In an email to Real Money, Cohodes, who was the former portfolio manager of Copper River Partners, said he has been watching the company for nine months and it is getting worse.
While the allegations of switched diamonds are alarming, the crux of Grant's report -- and Cohodes' complaints -- are that Signet is really more of a finance company than a traditional retailer -- and, perhaps, it is not a very good finance company.
"Credit makes this a timebomb like both Conns (CONN) and Tailored Brands (TLRD)," Cohodes told Real Money, calling out the subprime lender for home appliances as well as the company behind such brands as Men's Wearhouse and Jos. A Bank.

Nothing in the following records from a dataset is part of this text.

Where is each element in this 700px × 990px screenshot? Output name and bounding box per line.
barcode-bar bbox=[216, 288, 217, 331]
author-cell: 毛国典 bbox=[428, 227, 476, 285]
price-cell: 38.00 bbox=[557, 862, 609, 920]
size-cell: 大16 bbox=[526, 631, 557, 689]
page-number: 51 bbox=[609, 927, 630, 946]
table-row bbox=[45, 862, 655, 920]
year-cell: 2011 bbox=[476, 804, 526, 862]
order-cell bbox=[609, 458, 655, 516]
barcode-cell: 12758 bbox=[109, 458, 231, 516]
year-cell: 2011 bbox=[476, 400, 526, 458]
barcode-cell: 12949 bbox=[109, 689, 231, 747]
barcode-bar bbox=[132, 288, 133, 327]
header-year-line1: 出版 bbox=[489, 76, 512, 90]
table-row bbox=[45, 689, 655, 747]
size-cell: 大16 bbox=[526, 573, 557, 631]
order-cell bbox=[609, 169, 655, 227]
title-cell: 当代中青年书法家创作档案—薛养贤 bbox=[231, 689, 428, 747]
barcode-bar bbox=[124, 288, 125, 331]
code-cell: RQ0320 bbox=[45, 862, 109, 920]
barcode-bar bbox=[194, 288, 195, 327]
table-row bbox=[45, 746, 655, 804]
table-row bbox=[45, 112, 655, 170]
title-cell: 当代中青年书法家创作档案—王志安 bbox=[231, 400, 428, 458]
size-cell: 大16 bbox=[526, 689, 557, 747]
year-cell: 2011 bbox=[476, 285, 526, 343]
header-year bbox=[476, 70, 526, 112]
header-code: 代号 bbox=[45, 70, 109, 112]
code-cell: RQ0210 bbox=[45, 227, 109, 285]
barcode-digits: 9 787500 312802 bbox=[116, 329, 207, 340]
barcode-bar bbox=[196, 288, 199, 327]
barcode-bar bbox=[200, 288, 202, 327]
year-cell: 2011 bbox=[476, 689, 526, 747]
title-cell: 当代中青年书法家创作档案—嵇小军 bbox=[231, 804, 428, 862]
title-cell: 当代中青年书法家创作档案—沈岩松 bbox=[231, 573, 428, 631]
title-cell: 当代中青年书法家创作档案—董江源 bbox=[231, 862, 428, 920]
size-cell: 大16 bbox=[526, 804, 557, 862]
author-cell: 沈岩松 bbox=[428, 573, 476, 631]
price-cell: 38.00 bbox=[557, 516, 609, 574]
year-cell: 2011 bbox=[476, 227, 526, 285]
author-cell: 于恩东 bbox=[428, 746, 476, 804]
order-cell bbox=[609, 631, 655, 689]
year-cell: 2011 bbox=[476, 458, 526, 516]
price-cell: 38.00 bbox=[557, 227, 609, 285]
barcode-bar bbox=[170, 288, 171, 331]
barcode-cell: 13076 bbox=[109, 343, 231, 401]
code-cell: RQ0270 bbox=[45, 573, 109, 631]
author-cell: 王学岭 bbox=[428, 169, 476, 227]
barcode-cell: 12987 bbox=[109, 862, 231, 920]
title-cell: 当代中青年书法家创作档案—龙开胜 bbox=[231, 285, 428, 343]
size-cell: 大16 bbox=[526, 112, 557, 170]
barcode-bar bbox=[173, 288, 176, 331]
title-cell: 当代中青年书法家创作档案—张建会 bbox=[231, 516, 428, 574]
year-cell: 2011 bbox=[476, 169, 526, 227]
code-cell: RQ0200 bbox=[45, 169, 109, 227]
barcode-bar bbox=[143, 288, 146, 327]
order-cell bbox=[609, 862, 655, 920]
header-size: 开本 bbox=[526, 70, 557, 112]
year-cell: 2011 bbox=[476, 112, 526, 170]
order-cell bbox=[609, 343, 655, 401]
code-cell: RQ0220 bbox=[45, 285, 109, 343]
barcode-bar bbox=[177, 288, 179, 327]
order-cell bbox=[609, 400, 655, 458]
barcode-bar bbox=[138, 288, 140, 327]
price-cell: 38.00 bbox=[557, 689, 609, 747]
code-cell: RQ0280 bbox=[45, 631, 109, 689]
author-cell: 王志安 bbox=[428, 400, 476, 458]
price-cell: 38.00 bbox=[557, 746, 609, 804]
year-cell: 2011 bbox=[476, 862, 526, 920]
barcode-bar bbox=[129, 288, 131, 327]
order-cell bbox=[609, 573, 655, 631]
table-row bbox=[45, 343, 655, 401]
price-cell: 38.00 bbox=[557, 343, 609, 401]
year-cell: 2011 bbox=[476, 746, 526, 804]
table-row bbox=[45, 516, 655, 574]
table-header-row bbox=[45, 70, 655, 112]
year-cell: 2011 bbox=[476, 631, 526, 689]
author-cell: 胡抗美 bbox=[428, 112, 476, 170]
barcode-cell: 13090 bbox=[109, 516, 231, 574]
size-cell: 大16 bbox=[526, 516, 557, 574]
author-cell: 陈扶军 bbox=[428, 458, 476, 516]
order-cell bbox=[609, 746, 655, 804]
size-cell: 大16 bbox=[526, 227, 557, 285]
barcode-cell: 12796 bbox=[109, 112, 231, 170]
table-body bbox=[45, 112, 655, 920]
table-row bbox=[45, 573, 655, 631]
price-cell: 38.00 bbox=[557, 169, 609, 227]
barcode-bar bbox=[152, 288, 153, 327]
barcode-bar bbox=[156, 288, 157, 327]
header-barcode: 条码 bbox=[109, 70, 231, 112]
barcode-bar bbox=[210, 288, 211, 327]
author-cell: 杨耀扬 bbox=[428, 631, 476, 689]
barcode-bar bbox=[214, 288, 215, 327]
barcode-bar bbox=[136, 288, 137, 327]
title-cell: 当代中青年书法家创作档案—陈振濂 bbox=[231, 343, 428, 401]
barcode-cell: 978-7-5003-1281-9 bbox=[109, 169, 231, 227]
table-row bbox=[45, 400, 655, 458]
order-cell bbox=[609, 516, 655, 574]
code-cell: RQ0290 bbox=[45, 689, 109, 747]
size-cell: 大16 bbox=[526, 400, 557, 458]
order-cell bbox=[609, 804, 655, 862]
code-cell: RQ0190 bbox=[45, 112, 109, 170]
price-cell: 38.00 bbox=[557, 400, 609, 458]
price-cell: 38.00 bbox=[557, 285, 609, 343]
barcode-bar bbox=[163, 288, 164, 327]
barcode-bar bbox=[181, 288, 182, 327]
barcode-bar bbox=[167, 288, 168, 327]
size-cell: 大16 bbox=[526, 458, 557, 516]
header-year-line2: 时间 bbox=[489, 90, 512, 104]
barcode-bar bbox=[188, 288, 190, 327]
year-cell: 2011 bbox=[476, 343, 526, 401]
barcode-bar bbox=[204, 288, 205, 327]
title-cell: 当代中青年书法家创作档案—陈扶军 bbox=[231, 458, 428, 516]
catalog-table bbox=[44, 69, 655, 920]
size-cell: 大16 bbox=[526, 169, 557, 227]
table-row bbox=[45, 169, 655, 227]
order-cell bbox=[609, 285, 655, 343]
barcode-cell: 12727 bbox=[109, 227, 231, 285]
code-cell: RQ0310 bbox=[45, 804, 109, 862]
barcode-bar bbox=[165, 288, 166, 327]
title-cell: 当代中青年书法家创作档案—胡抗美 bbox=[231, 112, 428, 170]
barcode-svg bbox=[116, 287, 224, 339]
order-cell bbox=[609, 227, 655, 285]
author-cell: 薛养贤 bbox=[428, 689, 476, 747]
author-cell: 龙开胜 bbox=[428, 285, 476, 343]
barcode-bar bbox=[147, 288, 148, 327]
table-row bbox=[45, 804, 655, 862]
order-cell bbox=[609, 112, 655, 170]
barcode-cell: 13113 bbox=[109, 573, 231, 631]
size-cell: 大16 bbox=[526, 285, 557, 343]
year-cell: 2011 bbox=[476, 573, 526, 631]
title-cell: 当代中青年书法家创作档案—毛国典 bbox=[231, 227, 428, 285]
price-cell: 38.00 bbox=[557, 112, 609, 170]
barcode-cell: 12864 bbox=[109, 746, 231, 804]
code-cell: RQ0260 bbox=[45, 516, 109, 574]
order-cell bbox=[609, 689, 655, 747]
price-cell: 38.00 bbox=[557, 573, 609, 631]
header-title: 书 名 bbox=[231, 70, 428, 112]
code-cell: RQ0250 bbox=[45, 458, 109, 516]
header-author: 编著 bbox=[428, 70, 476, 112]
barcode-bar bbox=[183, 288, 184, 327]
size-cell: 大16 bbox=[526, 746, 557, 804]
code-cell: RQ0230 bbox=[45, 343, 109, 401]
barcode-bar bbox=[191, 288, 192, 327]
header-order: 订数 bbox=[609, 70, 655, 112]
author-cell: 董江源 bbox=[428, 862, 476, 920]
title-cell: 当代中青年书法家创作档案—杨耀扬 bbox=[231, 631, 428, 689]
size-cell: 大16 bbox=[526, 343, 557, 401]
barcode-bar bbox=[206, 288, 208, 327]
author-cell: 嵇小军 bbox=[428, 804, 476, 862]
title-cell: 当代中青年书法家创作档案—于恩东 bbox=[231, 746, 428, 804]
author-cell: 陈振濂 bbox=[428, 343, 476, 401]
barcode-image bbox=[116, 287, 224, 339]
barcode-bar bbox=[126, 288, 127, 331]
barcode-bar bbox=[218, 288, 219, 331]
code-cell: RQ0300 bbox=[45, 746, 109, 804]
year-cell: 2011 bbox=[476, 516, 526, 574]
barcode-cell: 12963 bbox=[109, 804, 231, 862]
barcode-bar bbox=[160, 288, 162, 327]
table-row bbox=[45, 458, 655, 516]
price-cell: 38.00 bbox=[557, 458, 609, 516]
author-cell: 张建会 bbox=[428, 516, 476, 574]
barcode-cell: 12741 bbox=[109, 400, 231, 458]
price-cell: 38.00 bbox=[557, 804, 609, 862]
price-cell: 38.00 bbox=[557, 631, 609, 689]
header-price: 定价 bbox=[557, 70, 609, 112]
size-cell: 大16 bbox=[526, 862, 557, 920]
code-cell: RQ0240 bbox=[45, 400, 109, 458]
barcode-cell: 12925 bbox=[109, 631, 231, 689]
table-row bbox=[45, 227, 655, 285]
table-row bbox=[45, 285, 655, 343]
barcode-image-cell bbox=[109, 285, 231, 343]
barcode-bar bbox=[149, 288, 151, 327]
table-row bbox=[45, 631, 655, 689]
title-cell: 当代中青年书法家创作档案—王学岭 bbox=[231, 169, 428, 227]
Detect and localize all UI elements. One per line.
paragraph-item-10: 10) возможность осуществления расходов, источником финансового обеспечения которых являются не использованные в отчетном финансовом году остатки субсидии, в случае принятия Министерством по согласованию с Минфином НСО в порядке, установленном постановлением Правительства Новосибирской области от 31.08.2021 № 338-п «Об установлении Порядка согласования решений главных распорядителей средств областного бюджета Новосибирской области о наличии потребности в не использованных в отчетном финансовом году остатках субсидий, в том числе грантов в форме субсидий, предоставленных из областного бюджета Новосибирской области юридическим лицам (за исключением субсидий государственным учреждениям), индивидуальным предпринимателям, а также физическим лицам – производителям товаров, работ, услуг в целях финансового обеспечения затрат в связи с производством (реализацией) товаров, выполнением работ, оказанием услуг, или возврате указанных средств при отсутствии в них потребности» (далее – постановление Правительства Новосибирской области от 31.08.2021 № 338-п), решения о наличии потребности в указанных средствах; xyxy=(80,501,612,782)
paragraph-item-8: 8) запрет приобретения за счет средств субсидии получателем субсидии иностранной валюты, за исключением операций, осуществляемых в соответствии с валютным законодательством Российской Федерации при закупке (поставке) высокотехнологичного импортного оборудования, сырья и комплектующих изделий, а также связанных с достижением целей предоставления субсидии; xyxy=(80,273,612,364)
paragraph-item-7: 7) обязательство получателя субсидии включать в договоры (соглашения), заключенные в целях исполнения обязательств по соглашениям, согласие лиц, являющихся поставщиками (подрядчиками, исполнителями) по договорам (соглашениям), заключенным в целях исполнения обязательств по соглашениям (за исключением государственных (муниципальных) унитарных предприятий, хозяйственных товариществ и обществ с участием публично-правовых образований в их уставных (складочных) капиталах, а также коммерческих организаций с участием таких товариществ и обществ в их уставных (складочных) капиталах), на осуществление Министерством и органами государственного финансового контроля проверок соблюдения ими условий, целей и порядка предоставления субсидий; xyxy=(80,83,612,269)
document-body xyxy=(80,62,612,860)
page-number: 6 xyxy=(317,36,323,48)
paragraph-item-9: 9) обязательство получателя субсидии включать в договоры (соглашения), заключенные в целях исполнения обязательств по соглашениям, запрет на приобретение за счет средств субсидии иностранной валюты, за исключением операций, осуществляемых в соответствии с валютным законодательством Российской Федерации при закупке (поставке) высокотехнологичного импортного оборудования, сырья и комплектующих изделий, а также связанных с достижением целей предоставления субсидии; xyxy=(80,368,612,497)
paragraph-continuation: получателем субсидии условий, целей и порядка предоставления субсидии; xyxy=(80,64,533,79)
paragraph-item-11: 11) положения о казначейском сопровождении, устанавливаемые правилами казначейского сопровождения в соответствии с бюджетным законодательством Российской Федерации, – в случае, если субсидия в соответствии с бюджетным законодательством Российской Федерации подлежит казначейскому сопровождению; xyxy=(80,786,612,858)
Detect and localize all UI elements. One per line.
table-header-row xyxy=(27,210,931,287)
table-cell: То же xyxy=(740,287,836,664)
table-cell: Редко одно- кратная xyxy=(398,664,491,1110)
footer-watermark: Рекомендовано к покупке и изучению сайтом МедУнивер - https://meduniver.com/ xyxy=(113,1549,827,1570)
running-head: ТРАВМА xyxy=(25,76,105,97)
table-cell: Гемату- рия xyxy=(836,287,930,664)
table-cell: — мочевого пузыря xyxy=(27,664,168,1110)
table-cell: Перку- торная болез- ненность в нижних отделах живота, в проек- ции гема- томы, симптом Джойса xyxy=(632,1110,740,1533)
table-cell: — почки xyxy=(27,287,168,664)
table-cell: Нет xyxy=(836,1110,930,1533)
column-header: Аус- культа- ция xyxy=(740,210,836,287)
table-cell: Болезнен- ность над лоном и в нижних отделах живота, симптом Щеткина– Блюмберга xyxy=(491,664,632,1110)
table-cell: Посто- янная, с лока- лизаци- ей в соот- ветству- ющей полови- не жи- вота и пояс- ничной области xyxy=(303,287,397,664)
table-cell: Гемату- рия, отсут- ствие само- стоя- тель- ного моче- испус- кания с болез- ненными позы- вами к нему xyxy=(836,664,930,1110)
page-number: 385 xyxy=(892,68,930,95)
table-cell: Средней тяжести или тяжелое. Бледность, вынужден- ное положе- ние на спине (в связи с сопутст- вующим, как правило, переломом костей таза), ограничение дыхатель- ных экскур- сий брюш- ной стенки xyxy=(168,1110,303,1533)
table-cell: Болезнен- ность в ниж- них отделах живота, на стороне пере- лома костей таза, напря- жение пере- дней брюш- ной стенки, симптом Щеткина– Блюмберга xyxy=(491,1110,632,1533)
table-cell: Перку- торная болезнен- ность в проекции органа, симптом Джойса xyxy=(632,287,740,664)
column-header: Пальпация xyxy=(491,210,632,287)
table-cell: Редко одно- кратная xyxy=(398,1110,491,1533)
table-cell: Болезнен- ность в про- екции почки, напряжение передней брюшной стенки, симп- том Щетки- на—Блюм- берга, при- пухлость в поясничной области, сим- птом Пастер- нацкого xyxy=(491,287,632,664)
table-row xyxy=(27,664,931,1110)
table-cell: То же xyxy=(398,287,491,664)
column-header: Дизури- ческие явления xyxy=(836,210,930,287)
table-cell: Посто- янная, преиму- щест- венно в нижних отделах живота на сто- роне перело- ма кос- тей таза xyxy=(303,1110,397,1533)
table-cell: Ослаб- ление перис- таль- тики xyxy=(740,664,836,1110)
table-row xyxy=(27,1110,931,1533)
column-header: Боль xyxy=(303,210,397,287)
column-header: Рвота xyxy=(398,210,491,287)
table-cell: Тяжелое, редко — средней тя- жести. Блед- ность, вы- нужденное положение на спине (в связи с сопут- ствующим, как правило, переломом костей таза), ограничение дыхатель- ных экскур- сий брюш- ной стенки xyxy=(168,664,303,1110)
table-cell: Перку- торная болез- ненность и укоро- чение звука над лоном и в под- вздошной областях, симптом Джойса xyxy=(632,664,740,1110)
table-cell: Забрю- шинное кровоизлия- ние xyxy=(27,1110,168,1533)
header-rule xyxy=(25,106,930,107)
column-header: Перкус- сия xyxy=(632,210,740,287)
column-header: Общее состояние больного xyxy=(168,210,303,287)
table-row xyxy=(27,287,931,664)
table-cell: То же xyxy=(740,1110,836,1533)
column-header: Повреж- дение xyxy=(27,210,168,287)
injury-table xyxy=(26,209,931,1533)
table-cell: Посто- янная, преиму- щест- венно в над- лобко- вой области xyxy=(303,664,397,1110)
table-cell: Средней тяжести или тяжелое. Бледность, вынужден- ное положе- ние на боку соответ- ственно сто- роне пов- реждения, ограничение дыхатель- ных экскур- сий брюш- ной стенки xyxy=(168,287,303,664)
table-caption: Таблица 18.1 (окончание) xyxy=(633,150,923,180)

In-store credit sales at Signet have risen to 61.5% in fiscal year 2016 from 52.6% in fiscal year 2008. What is troubling about the growth in credit sales, is that the average FICO score in Signet's portfolio is 662, which is only marginally better than the 640 subprime threshold, Grant's report said.
Grant's report also questioned the manner in which Signet reports its default rate. At first glance, nonperforming loans account for 3.6% of gross receivables but there may be more danger lurking behind that number. It appears that Signet credits its customers' accounts as current even if they've only made a partial payment that month.
"Under the "contractual" method of accounting, a customer is counted current only if he or she has paid in full," Grant wrote. "You can see the lack of appeal of the contractual approach."
Causing more worry about Signet's credit portfolio is the increase in the number of times Signet or one of its brands was listed as a creditor in personal bankruptcy filings, Cohodes said. In the first quarter of 2016 there were 3,274 mentions of Signet in personal bankruptcy filings, up from 1,903 mentions in the first quarter of 2015.
Similar questions about Signet's credit portfolio were raised last week by Real Money contributor James Gentile after the company announced that it retained Goldman Sachs to securitize portions of its credit portfolio.
"Has Signet been lending to its customer base at terms and volumes that may prove to be unsustainable? Are the cracks starting to form in the borrowing base?" Gentile wrote last week, later adding, "If the volume of sales that Signet has been enjoying in the last three years is driven by loose lending, then look out below."